Saw a post mentioning rolled buttercream. What is it and how do I make it? Thanks.
There is a recipe in the recipe section on this site. It's good for modeling and covering cookies but hard to work with to cover a cake.
I don't even consider Rolled bc food. It's like greasy fondant. blargh.
I use a recipe on here called rolled buttercream fondant, it is pretty easy to make and work with. I love it for cookies, people go nuts for them.
I like it for cookies. Keep it well chilled and add as much confectioner's sugar as possible.
If you don't use a hi-ratio shortening (not necessarily one with trans fats) it will come out horrible and greasy. It's extremely easy to use, but you must use a vinyl to help cover your cake since it is very soft. It's repairable and you can flavor it with all sorts of yummy combos, I do a chocolate rbc with hazelnut lorann oil. Most of the cakes in my pics are RBC. Also great on cookies like the others said.

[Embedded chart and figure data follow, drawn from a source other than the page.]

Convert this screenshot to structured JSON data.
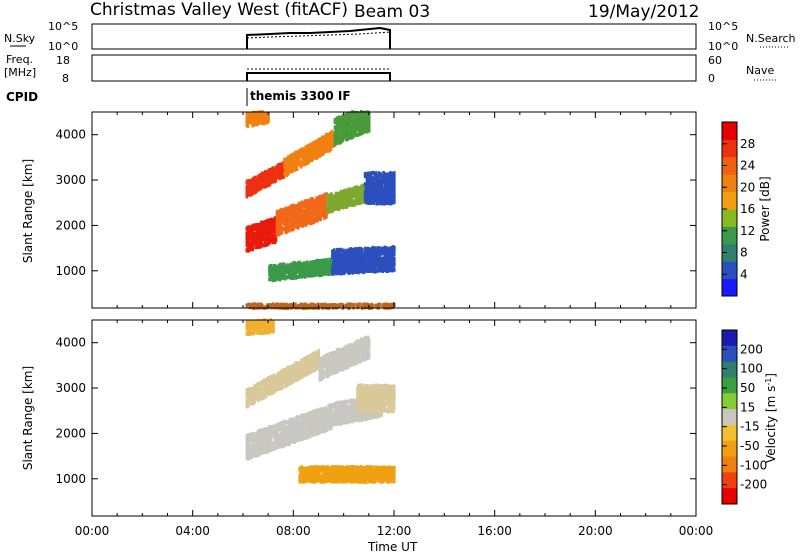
{
  "header": {
    "title": "Christmas Valley West (fitACF)",
    "beam": "Beam 03",
    "date": "19/May/2012"
  },
  "top_panels": {
    "nsky": {
      "label": "N.Sky",
      "left_ticks": [
        "10^5",
        "10^0"
      ],
      "right_ticks": [
        "10^5",
        "10^0"
      ],
      "right_label": "N.Search"
    },
    "freq": {
      "label_line1": "Freq.",
      "label_line2": "[MHz]",
      "left_ticks": [
        "18",
        "8"
      ],
      "right_ticks": [
        "60",
        "0"
      ],
      "right_label": "Nave"
    },
    "cpid": {
      "label": "CPID",
      "program": "themis 3300 IF"
    }
  },
  "chart_data": [
    {
      "type": "heatmap",
      "name": "power",
      "ylabel": "Slant Range [km]",
      "yticks": [
        1000,
        2000,
        3000,
        4000
      ],
      "ylim": [
        180,
        4500
      ],
      "xlim_hours": [
        0,
        24
      ],
      "colorbar": {
        "label": "Power [dB]",
        "ticks": [
          "4",
          "8",
          "12",
          "16",
          "20",
          "24",
          "28"
        ],
        "colors": [
          "#1a1aff",
          "#2c4fbf",
          "#2f7f6f",
          "#3a9a4a",
          "#88bb22",
          "#f0a010",
          "#f08010",
          "#f06010",
          "#ee3010",
          "#e60000"
        ]
      },
      "bands": [
        {
          "t0": 6.1,
          "t1": 7.3,
          "r0": 1450,
          "r1": 2000,
          "slope": 180,
          "color": "#e81a0a"
        },
        {
          "t0": 7.3,
          "t1": 9.3,
          "r0": 1800,
          "r1": 2350,
          "slope": 200,
          "color": "#f06818"
        },
        {
          "t0": 9.3,
          "t1": 11.2,
          "r0": 2300,
          "r1": 2700,
          "slope": 160,
          "color": "#7fa830"
        },
        {
          "t0": 10.8,
          "t1": 12.0,
          "r0": 2500,
          "r1": 3200,
          "slope": 0,
          "color": "#2c4fbf"
        },
        {
          "t0": 6.1,
          "t1": 7.6,
          "r0": 2650,
          "r1": 3000,
          "slope": 300,
          "color": "#ee3010"
        },
        {
          "t0": 7.6,
          "t1": 9.6,
          "r0": 3100,
          "r1": 3500,
          "slope": 320,
          "color": "#f08010"
        },
        {
          "t0": 9.6,
          "t1": 11.0,
          "r0": 3800,
          "r1": 4400,
          "slope": 220,
          "color": "#4a9a3a"
        },
        {
          "t0": 6.1,
          "t1": 7.0,
          "r0": 4200,
          "r1": 4500,
          "slope": 100,
          "color": "#f08010"
        },
        {
          "t0": 7.0,
          "t1": 9.5,
          "r0": 800,
          "r1": 1150,
          "slope": 60,
          "color": "#3a9a4a"
        },
        {
          "t0": 9.5,
          "t1": 12.0,
          "r0": 950,
          "r1": 1500,
          "slope": 30,
          "color": "#2c4fbf"
        },
        {
          "t0": 6.1,
          "t1": 12.0,
          "r0": 180,
          "r1": 300,
          "slope": 0,
          "color": "#bb6622"
        }
      ]
    },
    {
      "type": "heatmap",
      "name": "velocity",
      "ylabel": "Slant Range [km]",
      "yticks": [
        1000,
        2000,
        3000,
        4000
      ],
      "ylim": [
        180,
        4500
      ],
      "xlim_hours": [
        0,
        24
      ],
      "xlabel": "Time UT",
      "xticks": [
        "00:00",
        "04:00",
        "08:00",
        "12:00",
        "16:00",
        "20:00",
        "00:00"
      ],
      "colorbar": {
        "label": "Velocity [m s^-1]",
        "ticks": [
          "200",
          "100",
          "50",
          "15",
          "-15",
          "-50",
          "-100",
          "-200"
        ],
        "colors": [
          "#1a1ab0",
          "#2c4fbf",
          "#2f7f6f",
          "#3aa040",
          "#88cc33",
          "#c8c8c0",
          "#f0c030",
          "#f0a010",
          "#f08010",
          "#f04010",
          "#e60000"
        ]
      },
      "bands": [
        {
          "t0": 6.1,
          "t1": 9.5,
          "r0": 1450,
          "r1": 2000,
          "slope": 200,
          "color": "#c8c8c0"
        },
        {
          "t0": 9.5,
          "t1": 11.5,
          "r0": 2200,
          "r1": 2700,
          "slope": 100,
          "color": "#c8c8c0"
        },
        {
          "t0": 6.1,
          "t1": 9.0,
          "r0": 2600,
          "r1": 3000,
          "slope": 300,
          "color": "#d8c89a"
        },
        {
          "t0": 9.0,
          "t1": 11.0,
          "r0": 3200,
          "r1": 3700,
          "slope": 250,
          "color": "#c8c8c0"
        },
        {
          "t0": 6.1,
          "t1": 7.2,
          "r0": 4200,
          "r1": 4500,
          "slope": 50,
          "color": "#f0b030"
        },
        {
          "t0": 8.2,
          "t1": 12.0,
          "r0": 950,
          "r1": 1300,
          "slope": 0,
          "color": "#f0a010"
        },
        {
          "t0": 10.5,
          "t1": 12.0,
          "r0": 2500,
          "r1": 3100,
          "slope": 0,
          "color": "#d8c89a"
        }
      ]
    }
  ]
}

Thanks to everyone who replied about the rolled buttercream. I am going to do some experimenting this weekend! Happy New Year to all!
..moving to Recipe Requests.
The first time I made it, I used regular shortening, and it got greasy after a day, but the second time, I used hi ratio, and it never got greasy at all! I have put lemon extract in it as well, and that made a good flavor with sugar cookies.